The task force agreed to limit the provision and only allow use of the logs for drug enforcement or “for other criminal investigations.”

Several attendees took issue with the log provision altogether, which will record who is purchasing hard-form pseudoephedrine-based drugs in the area. Among those opposed to the provision is Curry County Sheriff Roger Hatcher.

“It just seems like an infringement on the rights of the law-abiding citizen to try to get information that would otherwise be protected under the (Bill of Rights),” he said Saturday. “A big part of my oath of office (is) that I would support the Constitution of the United States, and I see this as a violation to some of those rights.”

However, Kevin Spears of the district attorney’s office said those buying cold medicine can avoid the registration process entirely by simply selecting the gel tablet form of the drugs, a point underscored Saturday by Chandler. Police say pseudoephedrine can’t be extracted from gel tablets with the same ease as the hard-form drug.
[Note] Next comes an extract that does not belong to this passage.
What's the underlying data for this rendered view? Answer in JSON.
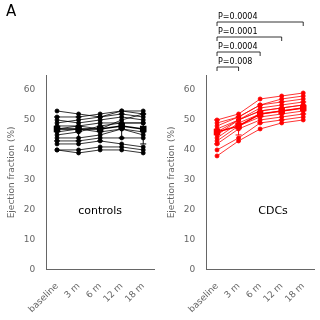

Law enforcement agents said they could use the logs to track mass purchases of pseudoephedrine products, which could help identify meth producers.

One section in the ordinance will make it illegal “for any retailer, or any employee of a retailer, to falsify, alter or modify any purchaser information …” Bradley said this part of the ordinance would unfairly penalize retailers, possibly driving up their insurance costs and causing them to stop carrying the products.

However, Clovis’ Rob Pitcock — an admitted former heavy meth user — supports the provision. He described just how virulent meth addiction is and said those buying pseudoephedrine for illegitimate use will find ways around the law if there aren’t penalties on the retailers.

“You have to have some sort of recourse for this to work,” Pitcock said.

The task force better defined the amount of pseudoephedrine-based medicine that can be purchased in a single transaction. It was clarified as three packages or 100 tablets total per transaction. Law enforcement believes 100 tablets per transaction is a sufficient amount of pseudoephedrine to fight a common cold, but an inadequate amount to manufacture methamphetamine, according to a press release from the district attorney’s office.

An annual review clause will also be added to the ordinance to monitor how effective it is on a yearly basis.

“We’ve got a big fight. Any way we look at it it’s going to be a big fight,” said Agent Robbie Telles of the Clovis Police Department.

The task force is not planning on meeting again before the ordinance is voted on in August. The same ordinance has been presented to Curry and Roosevelt counties and the city of Portales.